Real Buonalbergo. Coluccio: "I giovani sono e saranno la nostra forza" - I AM CALCIO BENEVENTO

Real Buonalbergo. Coluccio: "I giovani sono e saranno la nostra forza"

Il Pres. A. Coluccio, R. Buonalbergo
Il Pres. A. Coluccio, R. Buonalbergo
BeneventoTerza Categoria

Il Real Buonalbergo scalda i motori e si appresta la stagione 2021/22 in Terza Categoria. Dopo il covid, la società ha scelto di "resettare" la propria esperienza calcistica e ripartire dal basso per tentare di nuovo la scalata che aveva portato la squadra fino in Prima. Come ci ha raccontato il presidente Armando Coluccio le novità sono tante e ci sono anche tante persone da ringraziare:

"La prima grande novità", racconta il numero uno buonalberghese, "riguarda la guida tecnica. Dopo l'addio di Antonello Zerillo, la panchina è stata affidata a Salvatore Iacovino. Salvatore è un ragazzo del posto che ha già guidato in passato la formazione Allievi. Essendo i componenti della rosa tutti ragazzi del posto, abbiamo preferito scegliere qualcuno che li conoscesse molto bene". 

"Le altre novità", prosegue Coluccio, "riguardano la dirigenza e, ovviamente, la categoria. La dirigenza è quasi tutta nuova: ringrazio le new entry per l'impegno assunto e chi è andato via per quanto ha dato in questi anni. Per quanto riguarda la categoria, abbiamo scelto di fare la Terza, invece della Prima che si sarebbe spettata, perché pensiamo che i nostri ragazzi, tutti i nostri ragazzi, meritino una possibilità di giocare a calcio".

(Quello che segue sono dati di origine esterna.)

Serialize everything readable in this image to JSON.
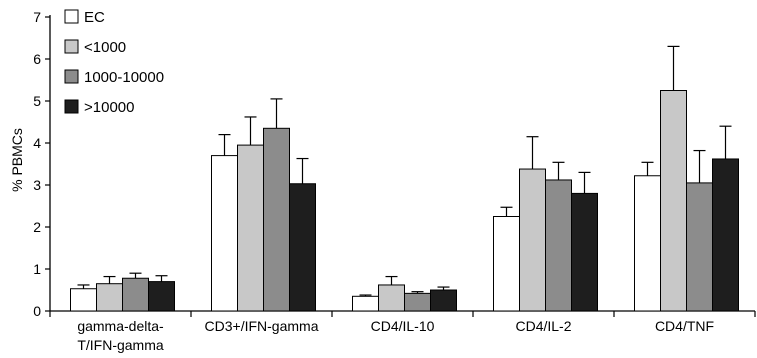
{
  "chart_data": {
    "type": "bar",
    "categories": [
      [
        "gamma-delta-",
        "T/IFN-gamma"
      ],
      [
        "CD3+/IFN-gamma"
      ],
      [
        "CD4/IL-10"
      ],
      [
        "CD4/IL-2"
      ],
      [
        "CD4/TNF"
      ]
    ],
    "series": [
      {
        "name": "EC",
        "color": "#ffffff",
        "values": [
          0.53,
          3.7,
          0.35,
          2.25,
          3.22
        ],
        "errors": [
          0.09,
          0.5,
          0.03,
          0.22,
          0.32
        ]
      },
      {
        "name": "<1000",
        "color": "#c8c8c8",
        "values": [
          0.65,
          3.95,
          0.62,
          3.38,
          5.25
        ],
        "errors": [
          0.17,
          0.67,
          0.2,
          0.77,
          1.05
        ]
      },
      {
        "name": "1000-10000",
        "color": "#8c8c8c",
        "values": [
          0.78,
          4.35,
          0.42,
          3.12,
          3.05
        ],
        "errors": [
          0.12,
          0.7,
          0.04,
          0.42,
          0.77
        ]
      },
      {
        "name": ">10000",
        "color": "#1e1e1e",
        "values": [
          0.7,
          3.03,
          0.5,
          2.8,
          3.62
        ],
        "errors": [
          0.14,
          0.6,
          0.07,
          0.5,
          0.78
        ]
      }
    ],
    "ylabel": "% PBMCs",
    "xlabel": "",
    "ylim": [
      0,
      7
    ],
    "yticks": [
      0,
      1,
      2,
      3,
      4,
      5,
      6,
      7
    ],
    "grid": false,
    "legend_position": "top-left"
  }
}
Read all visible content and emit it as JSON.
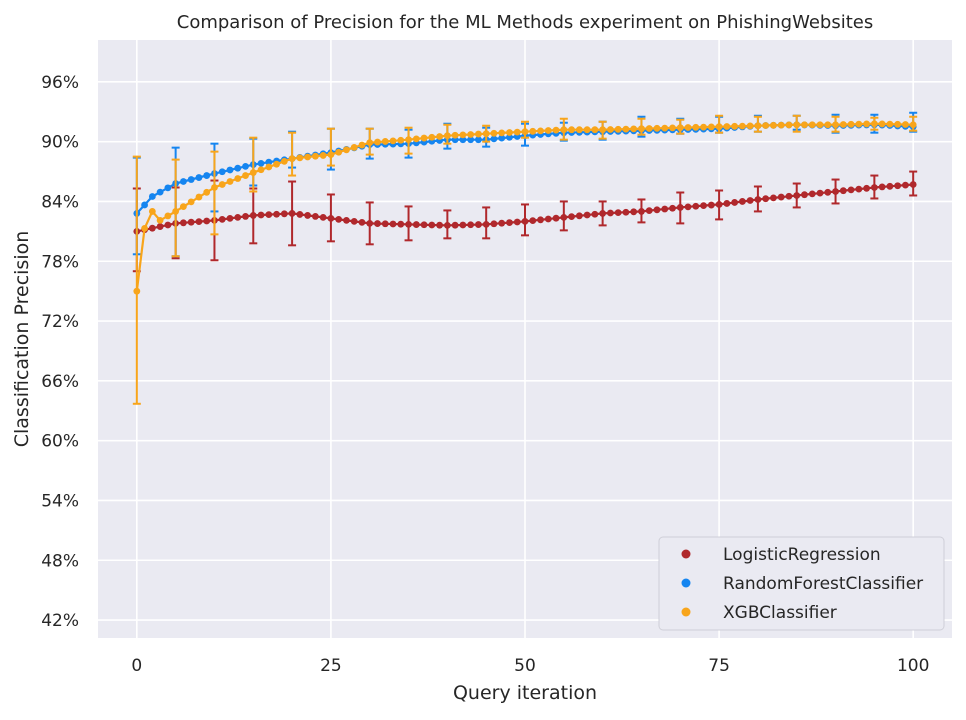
{
  "chart_data": {
    "type": "line",
    "title": "Comparison of Precision for the ML Methods experiment on PhishingWebsites",
    "xlabel": "Query iteration",
    "ylabel": "Classification Precision",
    "xlim": [
      -5,
      105
    ],
    "ylim": [
      40.2,
      100.2
    ],
    "x_ticks": [
      0,
      25,
      50,
      75,
      100
    ],
    "x_tick_labels": [
      "0",
      "25",
      "50",
      "75",
      "100"
    ],
    "y_ticks": [
      42,
      48,
      54,
      60,
      66,
      72,
      78,
      84,
      90,
      96
    ],
    "y_tick_labels": [
      "42%",
      "48%",
      "54%",
      "60%",
      "66%",
      "72%",
      "78%",
      "84%",
      "90%",
      "96%"
    ],
    "grid": true,
    "legend_position": "lower-right",
    "colors": {
      "background": "#eaeaf2",
      "grid": "#ffffff",
      "LogisticRegression": "#b0282c",
      "RandomForestClassifier": "#1585f0",
      "XGBClassifier": "#f8a51b"
    },
    "series": [
      {
        "name": "LogisticRegression",
        "color": "#b0282c",
        "points": [
          [
            0,
            81.0
          ],
          [
            5,
            81.8
          ],
          [
            10,
            82.1
          ],
          [
            15,
            82.6
          ],
          [
            20,
            82.8
          ],
          [
            25,
            82.3
          ],
          [
            30,
            81.8
          ],
          [
            35,
            81.7
          ],
          [
            40,
            81.6
          ],
          [
            45,
            81.7
          ],
          [
            50,
            82.0
          ],
          [
            55,
            82.4
          ],
          [
            60,
            82.8
          ],
          [
            65,
            83.0
          ],
          [
            70,
            83.4
          ],
          [
            75,
            83.7
          ],
          [
            80,
            84.2
          ],
          [
            85,
            84.6
          ],
          [
            90,
            85.0
          ],
          [
            95,
            85.4
          ],
          [
            100,
            85.7
          ]
        ],
        "errors": [
          [
            0,
            77.0,
            85.3
          ],
          [
            5,
            78.3,
            85.4
          ],
          [
            10,
            78.1,
            86.1
          ],
          [
            15,
            79.8,
            85.3
          ],
          [
            20,
            79.6,
            86.0
          ],
          [
            25,
            80.0,
            84.7
          ],
          [
            30,
            79.7,
            83.9
          ],
          [
            35,
            80.1,
            83.5
          ],
          [
            40,
            80.3,
            83.1
          ],
          [
            45,
            80.3,
            83.4
          ],
          [
            50,
            80.6,
            83.7
          ],
          [
            55,
            81.1,
            84.0
          ],
          [
            60,
            81.6,
            84.0
          ],
          [
            65,
            81.9,
            84.2
          ],
          [
            70,
            81.8,
            84.9
          ],
          [
            75,
            82.2,
            85.1
          ],
          [
            80,
            83.0,
            85.5
          ],
          [
            85,
            83.4,
            85.8
          ],
          [
            90,
            83.8,
            86.2
          ],
          [
            95,
            84.3,
            86.6
          ],
          [
            100,
            84.6,
            87.0
          ]
        ]
      },
      {
        "name": "RandomForestClassifier",
        "color": "#1585f0",
        "points": [
          [
            0,
            82.8
          ],
          [
            2,
            84.5
          ],
          [
            5,
            85.8
          ],
          [
            10,
            86.8
          ],
          [
            15,
            87.7
          ],
          [
            20,
            88.3
          ],
          [
            25,
            88.9
          ],
          [
            30,
            89.7
          ],
          [
            35,
            89.8
          ],
          [
            40,
            90.2
          ],
          [
            45,
            90.2
          ],
          [
            50,
            90.6
          ],
          [
            55,
            90.9
          ],
          [
            60,
            91.0
          ],
          [
            65,
            91.1
          ],
          [
            70,
            91.2
          ],
          [
            75,
            91.3
          ],
          [
            80,
            91.6
          ],
          [
            85,
            91.7
          ],
          [
            90,
            91.6
          ],
          [
            95,
            91.7
          ],
          [
            100,
            91.5
          ]
        ],
        "errors": [
          [
            0,
            78.7,
            88.4
          ],
          [
            5,
            78.5,
            89.4
          ],
          [
            10,
            83.0,
            89.8
          ],
          [
            15,
            85.6,
            90.3
          ],
          [
            20,
            87.4,
            91.0
          ],
          [
            25,
            87.2,
            91.3
          ],
          [
            30,
            88.3,
            91.3
          ],
          [
            35,
            88.4,
            91.2
          ],
          [
            40,
            89.3,
            91.8
          ],
          [
            45,
            89.5,
            91.4
          ],
          [
            50,
            89.6,
            91.8
          ],
          [
            55,
            90.1,
            91.9
          ],
          [
            60,
            90.2,
            92.0
          ],
          [
            65,
            90.5,
            92.5
          ],
          [
            70,
            90.8,
            92.3
          ],
          [
            75,
            90.9,
            92.5
          ],
          [
            80,
            91.0,
            92.6
          ],
          [
            85,
            91.2,
            92.6
          ],
          [
            90,
            90.9,
            92.7
          ],
          [
            95,
            90.9,
            92.7
          ],
          [
            100,
            91.0,
            92.9
          ]
        ]
      },
      {
        "name": "XGBClassifier",
        "color": "#f8a51b",
        "points": [
          [
            0,
            75.0
          ],
          [
            1,
            81.3
          ],
          [
            2,
            83.0
          ],
          [
            3,
            82.1
          ],
          [
            5,
            83.0
          ],
          [
            10,
            85.4
          ],
          [
            15,
            86.9
          ],
          [
            20,
            88.3
          ],
          [
            25,
            88.7
          ],
          [
            30,
            89.9
          ],
          [
            35,
            90.2
          ],
          [
            40,
            90.6
          ],
          [
            45,
            90.8
          ],
          [
            50,
            91.0
          ],
          [
            55,
            91.2
          ],
          [
            60,
            91.2
          ],
          [
            65,
            91.3
          ],
          [
            70,
            91.4
          ],
          [
            75,
            91.5
          ],
          [
            80,
            91.6
          ],
          [
            85,
            91.7
          ],
          [
            90,
            91.7
          ],
          [
            95,
            91.8
          ],
          [
            100,
            91.7
          ]
        ],
        "errors": [
          [
            0,
            63.7,
            88.5
          ],
          [
            5,
            78.5,
            88.2
          ],
          [
            10,
            80.7,
            89.0
          ],
          [
            15,
            85.0,
            90.4
          ],
          [
            20,
            86.6,
            90.9
          ],
          [
            25,
            87.6,
            91.3
          ],
          [
            30,
            88.7,
            91.3
          ],
          [
            35,
            88.8,
            91.4
          ],
          [
            40,
            89.8,
            91.7
          ],
          [
            45,
            90.0,
            91.6
          ],
          [
            50,
            90.4,
            92.0
          ],
          [
            55,
            90.2,
            92.3
          ],
          [
            60,
            90.3,
            92.0
          ],
          [
            65,
            90.7,
            92.3
          ],
          [
            70,
            90.8,
            92.2
          ],
          [
            75,
            90.9,
            92.6
          ],
          [
            80,
            91.0,
            92.5
          ],
          [
            85,
            91.0,
            92.6
          ],
          [
            90,
            91.0,
            92.5
          ],
          [
            95,
            91.2,
            92.4
          ],
          [
            100,
            91.1,
            92.5
          ]
        ]
      }
    ]
  }
}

Infine spazio ai ringraziamenti: "Anzitutto ci tengo davvero a ringraziare tutti i ragazzi di Buonalbergo: il loro entusiasmo, dopo i due anni di stop causa covid, non si è spento e ci hanno contagiato a tal punto da non poter dire loro di no. Ringrazio anche l'amministrazione comunale, che mai ci ha fatto mancare il proprio supporto, e le forze dell'ordine di Buonalbergo per la loro disponibilità e cortesia".

Non poteva mancare, parlando della nuova stagione del Real Buonalbergo, una battuta del nuovo allenatore, Salvatore Iacovino: "Per me è la prima esperienza su una panchina in un campionato di "grandi". Nella scelta di accettare l'incarico ha pesato molto la spinta dei ragazzi che mi avevano già avuto alla loro guida ai tempi degli Allievi: spero di ripagare la fiducia di squadra e società. Inoltre ci tengo a ringraziare la mia fidanzata, Vincenza: il calcio mi ruba tempo per famiglia e affetti ma lei mi è sempre vicina e non smette mai di supportarmi e sopportarmi".